Claimant's testimony regarding his observations at the time of the accident, and Wood's testimony regarding the presence of the cans of adhesive spray on the day of the accident, make it more likely that claimant sustained injuries as a result of a can of adhesive spray striking him on the head than some other cause. Although claimant did not observe the object before it struck him on the head, he was able to identify the object as a can of adhesive spray as it fell in front of, or by, him while he was still on the ladder (Tr. 19, 48, 60). Wood verified that the worker on the platform above claimant was using cans of adhesive spray (Tr. 95), and acknowledged that the space between the back wall and the platform was sufficient to permit a can of adhesive spray to roll off the platform, just to the left of the vent, and fall straight down in the vicinity where claimant was working (Tr. 104, 107-108). And, as discussed above, it is undisputed that the platform did not have toe boards to prevent objects from falling off the platform.
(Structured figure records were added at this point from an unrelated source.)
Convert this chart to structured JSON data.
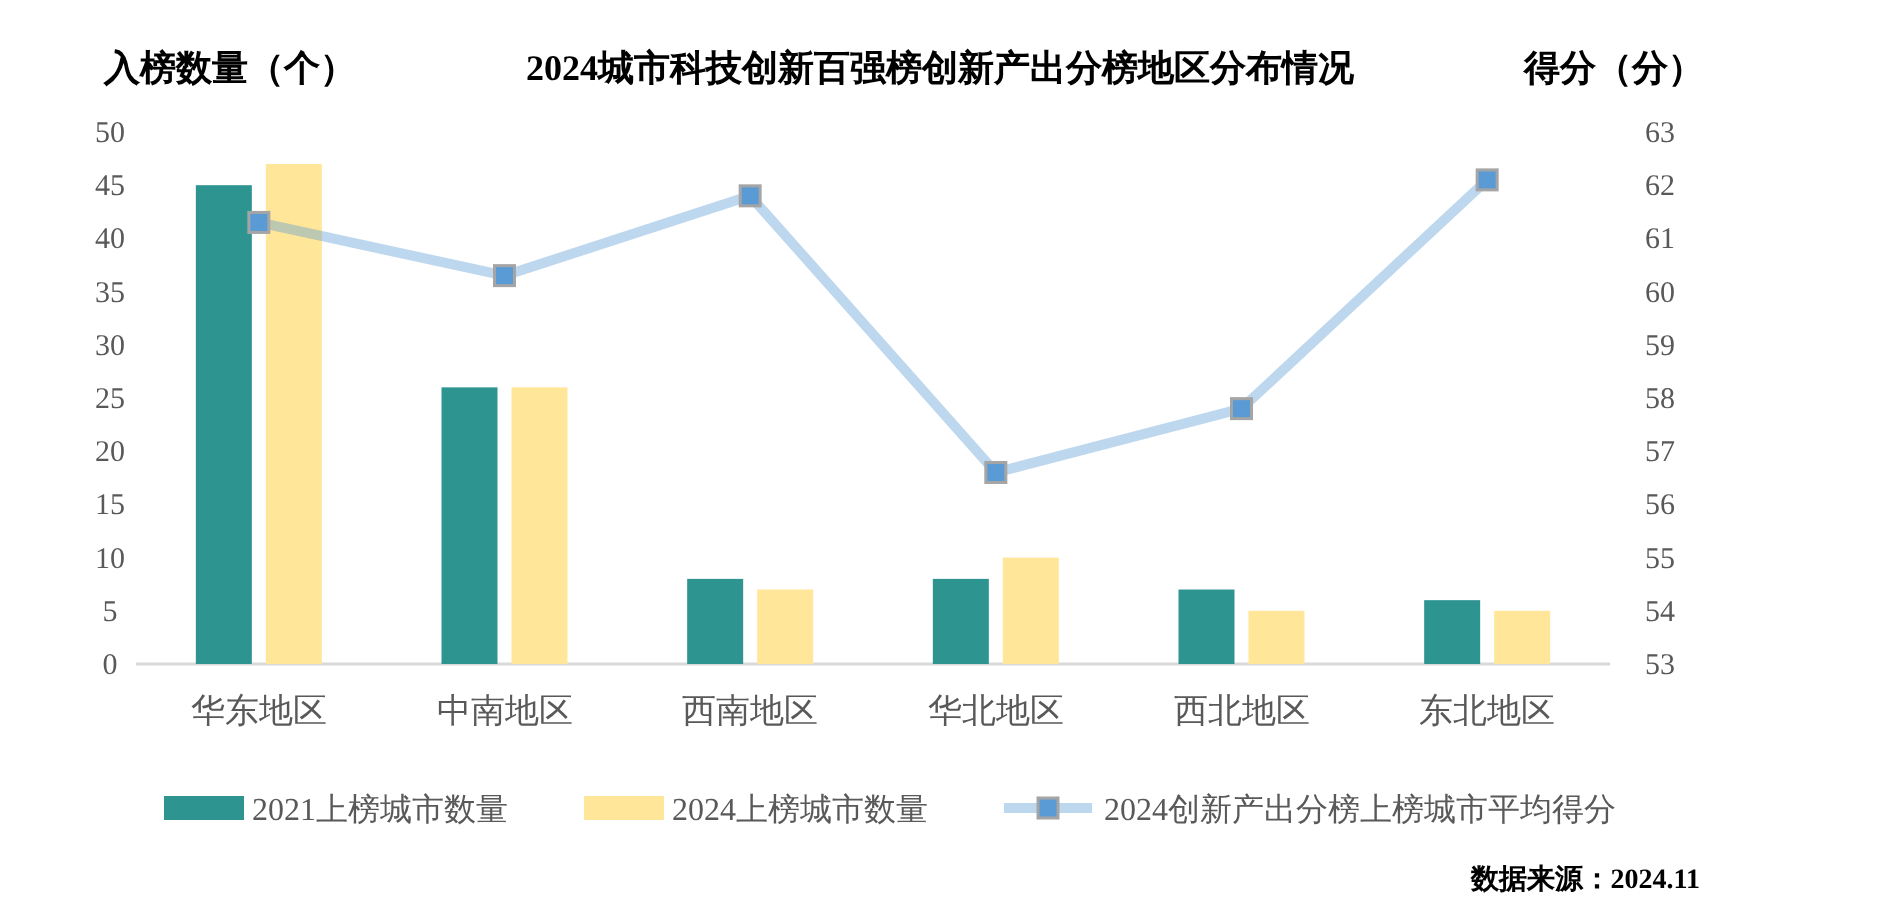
{
  "chart_data": {
    "type": "bar",
    "title": "2024城市科技创新百强榜创新产出分榜地区分布情况",
    "ylabel": "入榜数量（个）",
    "y2label": "得分（分）",
    "categories": [
      "华东地区",
      "中南地区",
      "西南地区",
      "华北地区",
      "西北地区",
      "东北地区"
    ],
    "series": [
      {
        "name": "2021上榜城市数量",
        "color": "#2e9490",
        "values": [
          45,
          26,
          8,
          8,
          7,
          6
        ]
      },
      {
        "name": "2024上榜城市数量",
        "color": "#ffe699",
        "values": [
          47,
          26,
          7,
          10,
          5,
          5
        ]
      },
      {
        "name": "2024创新产出分榜上榜城市平均得分",
        "type": "line",
        "axis": "y2",
        "marker": "square",
        "color": "#5b9bd5",
        "values": [
          61.3,
          60.3,
          61.8,
          56.6,
          57.8,
          62.1
        ]
      }
    ],
    "ylim": [
      0,
      50
    ],
    "yticks": [
      0,
      5,
      10,
      15,
      20,
      25,
      30,
      35,
      40,
      45,
      50
    ],
    "y2lim": [
      53,
      63
    ],
    "y2ticks": [
      53,
      54,
      55,
      56,
      57,
      58,
      59,
      60,
      61,
      62,
      63
    ],
    "legend": "bottom",
    "grid": false,
    "annotations": [
      "数据来源：2024.11"
    ]
  }
}
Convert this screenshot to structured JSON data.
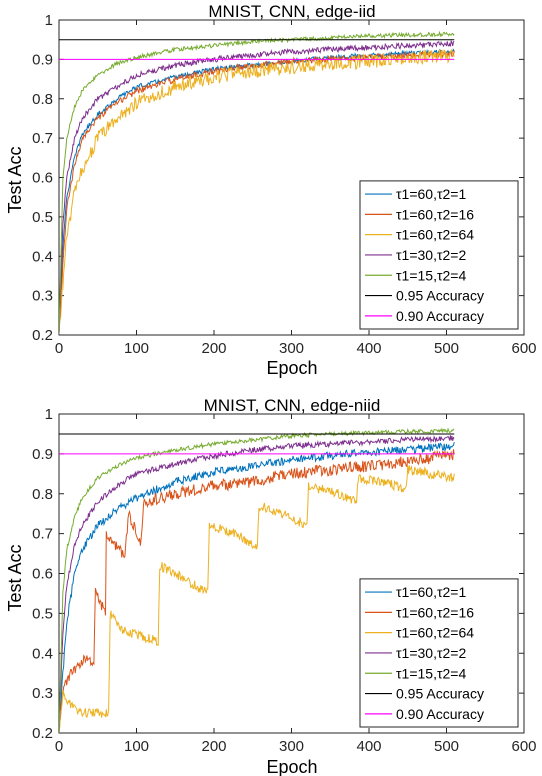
{
  "chart_data": [
    {
      "type": "line",
      "title": "MNIST, CNN, edge-iid",
      "xlabel": "Epoch",
      "ylabel": "Test Acc",
      "xlim": [
        0,
        600
      ],
      "ylim": [
        0.2,
        1.0
      ],
      "xticks": [
        "0",
        "100",
        "200",
        "300",
        "400",
        "500",
        "600"
      ],
      "yticks": [
        "0.2",
        "0.3",
        "0.4",
        "0.5",
        "0.6",
        "0.7",
        "0.8",
        "0.9",
        "1"
      ],
      "grid": false,
      "legend_position": "bottom-right",
      "series": [
        {
          "name": "τ1=60,τ2=1",
          "color": "#0072BD",
          "x": [
            0,
            5,
            10,
            20,
            30,
            50,
            75,
            100,
            150,
            200,
            250,
            300,
            350,
            400,
            450,
            510
          ],
          "values": [
            0.2,
            0.42,
            0.55,
            0.65,
            0.71,
            0.76,
            0.8,
            0.83,
            0.855,
            0.875,
            0.885,
            0.895,
            0.905,
            0.91,
            0.915,
            0.92
          ],
          "noise": 0.006
        },
        {
          "name": "τ1=60,τ2=16",
          "color": "#D95319",
          "x": [
            0,
            5,
            10,
            20,
            30,
            50,
            75,
            100,
            150,
            200,
            250,
            300,
            350,
            400,
            450,
            510
          ],
          "values": [
            0.2,
            0.38,
            0.52,
            0.63,
            0.7,
            0.75,
            0.79,
            0.82,
            0.85,
            0.87,
            0.885,
            0.895,
            0.9,
            0.905,
            0.91,
            0.915
          ],
          "noise": 0.008
        },
        {
          "name": "τ1=60,τ2=64",
          "color": "#EDB120",
          "x": [
            0,
            5,
            10,
            20,
            30,
            50,
            75,
            100,
            150,
            200,
            250,
            300,
            350,
            400,
            450,
            510
          ],
          "values": [
            0.2,
            0.33,
            0.45,
            0.56,
            0.62,
            0.7,
            0.75,
            0.79,
            0.83,
            0.855,
            0.87,
            0.88,
            0.89,
            0.895,
            0.905,
            0.91
          ],
          "noise": 0.018
        },
        {
          "name": "τ1=30,τ2=2",
          "color": "#7E2F8E",
          "x": [
            0,
            5,
            10,
            20,
            30,
            50,
            75,
            100,
            150,
            200,
            250,
            300,
            350,
            400,
            450,
            510
          ],
          "values": [
            0.2,
            0.48,
            0.6,
            0.7,
            0.75,
            0.8,
            0.83,
            0.86,
            0.885,
            0.9,
            0.91,
            0.92,
            0.925,
            0.93,
            0.935,
            0.94
          ],
          "noise": 0.007
        },
        {
          "name": "τ1=15,τ2=4",
          "color": "#77AC30",
          "x": [
            0,
            5,
            10,
            20,
            30,
            50,
            75,
            100,
            150,
            200,
            250,
            300,
            350,
            400,
            450,
            510
          ],
          "values": [
            0.2,
            0.6,
            0.7,
            0.78,
            0.82,
            0.86,
            0.89,
            0.905,
            0.925,
            0.935,
            0.945,
            0.95,
            0.955,
            0.96,
            0.962,
            0.965
          ],
          "noise": 0.005
        },
        {
          "name": "0.95 Accuracy",
          "color": "#000000",
          "x": [
            0,
            510
          ],
          "values": [
            0.95,
            0.95
          ],
          "noise": 0
        },
        {
          "name": "0.90 Accuracy",
          "color": "#FF00FF",
          "x": [
            0,
            510
          ],
          "values": [
            0.9,
            0.9
          ],
          "noise": 0
        }
      ]
    },
    {
      "type": "line",
      "title": "MNIST, CNN, edge-niid",
      "xlabel": "Epoch",
      "ylabel": "Test Acc",
      "xlim": [
        0,
        600
      ],
      "ylim": [
        0.2,
        1.0
      ],
      "xticks": [
        "0",
        "100",
        "200",
        "300",
        "400",
        "500",
        "600"
      ],
      "yticks": [
        "0.2",
        "0.3",
        "0.4",
        "0.5",
        "0.6",
        "0.7",
        "0.8",
        "0.9",
        "1"
      ],
      "grid": false,
      "legend_position": "bottom-right",
      "series": [
        {
          "name": "τ1=60,τ2=1",
          "color": "#0072BD",
          "x": [
            0,
            5,
            10,
            20,
            30,
            50,
            75,
            100,
            150,
            200,
            250,
            300,
            350,
            400,
            450,
            510
          ],
          "values": [
            0.2,
            0.35,
            0.48,
            0.6,
            0.66,
            0.72,
            0.76,
            0.79,
            0.83,
            0.855,
            0.87,
            0.885,
            0.895,
            0.905,
            0.91,
            0.92
          ],
          "noise": 0.01
        },
        {
          "name": "τ1=60,τ2=16",
          "color": "#D95319",
          "x": [
            0,
            5,
            10,
            20,
            30,
            45,
            47,
            60,
            61,
            85,
            90,
            105,
            110,
            150,
            200,
            250,
            300,
            350,
            400,
            450,
            510
          ],
          "values": [
            0.2,
            0.3,
            0.33,
            0.36,
            0.38,
            0.38,
            0.55,
            0.5,
            0.7,
            0.64,
            0.75,
            0.68,
            0.78,
            0.8,
            0.82,
            0.83,
            0.85,
            0.86,
            0.87,
            0.88,
            0.9
          ],
          "noise": 0.015
        },
        {
          "name": "τ1=60,τ2=64",
          "color": "#EDB120",
          "x": [
            0,
            5,
            15,
            30,
            64,
            66,
            80,
            128,
            130,
            150,
            192,
            194,
            230,
            256,
            258,
            300,
            320,
            322,
            360,
            384,
            386,
            420,
            448,
            450,
            480,
            510
          ],
          "values": [
            0.2,
            0.3,
            0.27,
            0.25,
            0.25,
            0.5,
            0.46,
            0.43,
            0.62,
            0.6,
            0.55,
            0.72,
            0.7,
            0.66,
            0.77,
            0.74,
            0.72,
            0.82,
            0.8,
            0.78,
            0.84,
            0.83,
            0.81,
            0.86,
            0.85,
            0.84
          ],
          "noise": 0.012
        },
        {
          "name": "τ1=30,τ2=2",
          "color": "#7E2F8E",
          "x": [
            0,
            5,
            10,
            20,
            30,
            50,
            75,
            100,
            150,
            200,
            250,
            300,
            350,
            400,
            450,
            510
          ],
          "values": [
            0.2,
            0.45,
            0.57,
            0.67,
            0.72,
            0.78,
            0.82,
            0.85,
            0.875,
            0.895,
            0.91,
            0.92,
            0.925,
            0.93,
            0.935,
            0.94
          ],
          "noise": 0.007
        },
        {
          "name": "τ1=15,τ2=4",
          "color": "#77AC30",
          "x": [
            0,
            5,
            10,
            20,
            30,
            50,
            75,
            100,
            150,
            200,
            250,
            300,
            350,
            400,
            450,
            510
          ],
          "values": [
            0.2,
            0.55,
            0.66,
            0.74,
            0.79,
            0.84,
            0.87,
            0.89,
            0.91,
            0.925,
            0.935,
            0.945,
            0.95,
            0.953,
            0.956,
            0.958
          ],
          "noise": 0.005
        },
        {
          "name": "0.95 Accuracy",
          "color": "#000000",
          "x": [
            0,
            510
          ],
          "values": [
            0.95,
            0.95
          ],
          "noise": 0
        },
        {
          "name": "0.90 Accuracy",
          "color": "#FF00FF",
          "x": [
            0,
            510
          ],
          "values": [
            0.9,
            0.9
          ],
          "noise": 0
        }
      ]
    }
  ]
}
Accordingly, the Court finds that with respect to claimant's first cause of action for negligence, defendant is solely responsible for the injuries suffered by claimant, and the Clerk of the Court is directed to enter an interlocutory judgment on the issue of liability in accordance with this decision.(3) Thereafter, a trial to determine damages will be scheduled as soon as practicable. All motions not previously decided are denied.

December 24, 2009

Albany, New York

James H. Ferreira

Judge of the Court of Claims


2. References to trial transcript are delineated herein as (Tr. __).

3. As explained by claimant's counsel at the outset of the trial, the second cause of action will be addressed during the damages portion of this matter.